# BERT源码实现与解读(Pytorch)

# 本文内容

[论文地址](https://arxiv.org/abs/1810.04805):  https://arxiv.org/abs/1810.04805

在BERT的论文中，描述的基本的都是模型如何训练等，对于本身的模型架构并没有过多的说明。这也可以理解，因为BERT架构本身也确实比较简单，就是一些TransformerEncoder的堆叠。虽然这么说，但不看代码很多人还是无法具体知道BERT是怎么样的，所以本文就来搭建一个BERT模型，并使用论文中提到的MLM任务和NSP任务对模型进行训练。

本篇需要大家有Transformer的基础，默认你已经熟悉Transformer，所以本篇会直接使用Pytorch中的`nn.Transformer`进行实现。

相关文章：

[Pytorch中 nn.Transformer的使用详解与Transformer的黑盒讲解](https://blog.csdn.net/zhaohongfei_358/article/details/126019181): https://blog.csdn.net/zhaohongfei_358/article/details/126019181

[万字逐行解析与实现Transformer，并进行德译英实战](https://blog.csdn.net/zhaohongfei_358/article/details/126085246): https://blog.csdn.net/zhaohongfei_358/article/details/126085246

# 环境准备

导入本文需要的包：

In [185]:
import math
import tqdm
import random

import torch
from torch import nn
import torch.nn.functional as F
from torch.utils.data import Dataset

In [186]:
torch.__version__

'1.11.0+cu115'

# BERT模型定义

原始BERT使用了两种任务对BERT进行预训练，所以我们将数据集和训练放在后面，先把BERT模型定义出来。

## BERT Embedding

在Transformer中，对token的编码使用的是token embedding+position embedding，而在BERT中，增加了segment embedding，即文本的段落信息，在原论文中，bert的inputs是两句话，该embedding用于区分这是第一句话还是第二句话。我们先将这3中Embedding定义出来：

In [187]:
class TokenEmbedding(nn.Embedding):
    def __init__(self, vocab_size, embed_size):
        super().__init__(vocab_size, embed_size, padding_idx=0)

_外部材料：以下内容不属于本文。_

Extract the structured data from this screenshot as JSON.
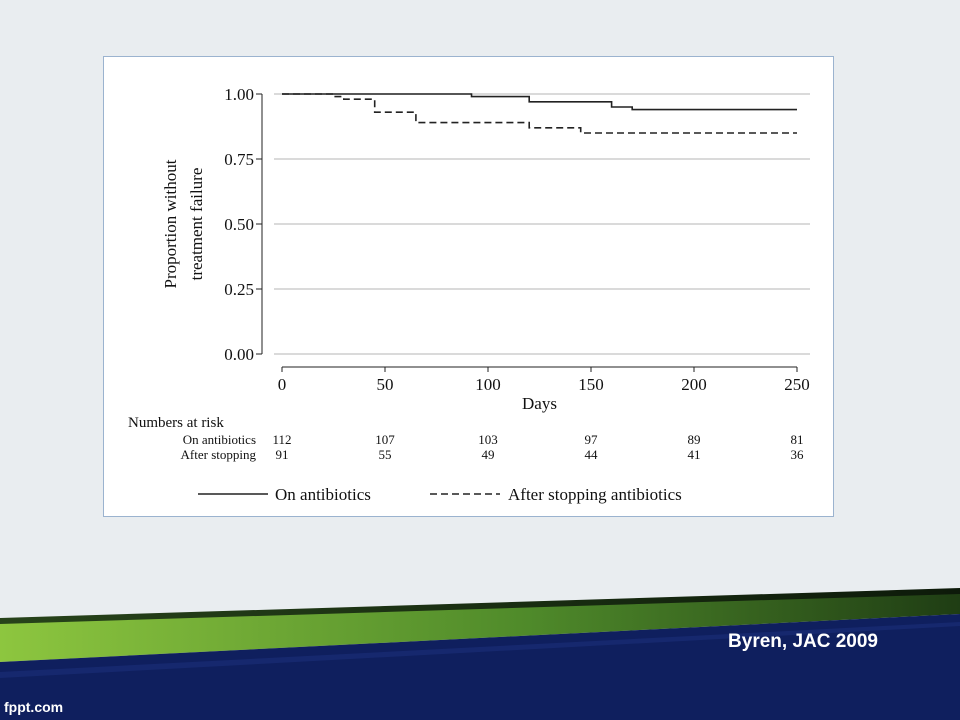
{
  "slide": {
    "citation": "Byren, JAC 2009",
    "site_brand": "fppt.com"
  },
  "colors": {
    "background": "#e9edf0",
    "navy": "#0f1f5e",
    "green_light": "#8dc63f",
    "green_dark": "#2f5f1c",
    "frame_border": "#9bb3cf"
  },
  "chart_data": {
    "type": "line",
    "title": "",
    "xlabel": "Days",
    "ylabel_lines": [
      "Proportion without",
      "treatment failure"
    ],
    "xlim": [
      0,
      250
    ],
    "ylim": [
      0,
      1
    ],
    "x_ticks": [
      0,
      50,
      100,
      150,
      200,
      250
    ],
    "y_ticks": [
      0,
      0.25,
      0.5,
      0.75,
      1.0
    ],
    "y_tick_labels": [
      "0.00",
      "0.25",
      "0.50",
      "0.75",
      "1.00"
    ],
    "grid": "horizontal",
    "series": [
      {
        "name": "On antibiotics",
        "style": "solid",
        "step_x": [
          0,
          92,
          120,
          160,
          170,
          250
        ],
        "step_y": [
          1.0,
          0.99,
          0.97,
          0.95,
          0.94,
          0.94
        ]
      },
      {
        "name": "After stopping antibiotics",
        "style": "dashed",
        "step_x": [
          0,
          25,
          30,
          45,
          65,
          120,
          145,
          250
        ],
        "step_y": [
          1.0,
          0.99,
          0.98,
          0.93,
          0.89,
          0.87,
          0.85,
          0.85
        ]
      }
    ],
    "risk_table": {
      "title": "Numbers at risk",
      "times": [
        0,
        50,
        100,
        150,
        200,
        250
      ],
      "rows": [
        {
          "label": "On antibiotics",
          "values": [
            "112",
            "107",
            "103",
            "97",
            "89",
            "81"
          ]
        },
        {
          "label": "After stopping",
          "values": [
            "91",
            "55",
            "49",
            "44",
            "41",
            "36"
          ]
        }
      ]
    },
    "legend": {
      "position": "bottom",
      "entries": [
        {
          "label": "On antibiotics",
          "style": "solid"
        },
        {
          "label": "After stopping antibiotics",
          "style": "dashed"
        }
      ]
    }
  }
}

Token Embedding就是一个`nn.Emebdding`，和Transformer一致。

In [188]:
class PositionalEmbedding(nn.Module):

    def __init__(self, d_model, max_len=512):
        super().__init__()

        # Compute the positional encodings once in log space.
        pe = torch.zeros(max_len, d_model).float()
        pe.require_grad = False

        position = torch.arange(0, max_len).float().unsqueeze(1)
        div_term = (torch.arange(0, d_model, 2).float() * -(math.log(10000.0) / d_model)).exp()

        pe[:, 0::2] = torch.sin(position * div_term)
        pe[:, 1::2] = torch.cos(position * div_term)

        pe = pe.unsqueeze(0)
        self.register_buffer('pe', pe)

    def forward(self, x):
        return self.pe[:, :x.size(1)]

Position Embedding和Transformer也一致。

In [189]:
class SegmentEmbedding(nn.Embedding):
    def __init__(self, embed_size=512):
        super().__init__(3, embed_size, padding_idx=0)

Segment Embedding也是一个nn.Embedding，但需要注意的是其词典大小只有3，其中0是填充，1代表第一句话，2代表第二句话。

定义完上面三个Embedding类，就可以把BERT Embedding类定义出来了，其比较简单，就是它们三个相加：

In [192]:
class BERTEmbedding(nn.Module):

    def __init__(self, vocab_size, embed_size, dropout=0.1):
        """
        :param vocab_size: token的词典大小
        :param embed_size: 词向量大小
        """
        super().__init__()
        self.token = TokenEmbedding(vocab_size=vocab_size, embed_size=embed_size)
        self.position = PositionalEmbedding(d_model=self.token.embedding_dim)
        self.segment = SegmentEmbedding(embed_size=self.token.embedding_dim)
        self.dropout = nn.Dropout(p=dropout)
        self.embed_size = embed_size

    def forward(self, sequence, segment_label):
        x = self.token(sequence) + self.position(sequence) + self.segment(segment_label)
        return self.dropout(x)

## BERT

In [193]:
class BERT(nn.Module):

    def __init__(self, vocab_size, hidden=768, n_layers=12, attn_heads=12, dropout=0.1):
        """
        :param vocab_size: vocab_size of total words
        :param hidden: BERT model hidden size
        :param n_layers: numbers of Transformer blocks(layers)
        :param attn_heads: number of attention heads
        :param dropout: dropout rate
        """

        super().__init__()
        self.hidden = hidden
        self.n_layers = n_layers
        self.attn_heads = attn_heads

        # 论文中提到它们使用的feed_forward_hidden的大小为hidde_size*4
        feed_forward_hidden = hidden * 4

        self.embedding = BERTEmbedding(vocab_size=vocab_size, embed_size=hidden)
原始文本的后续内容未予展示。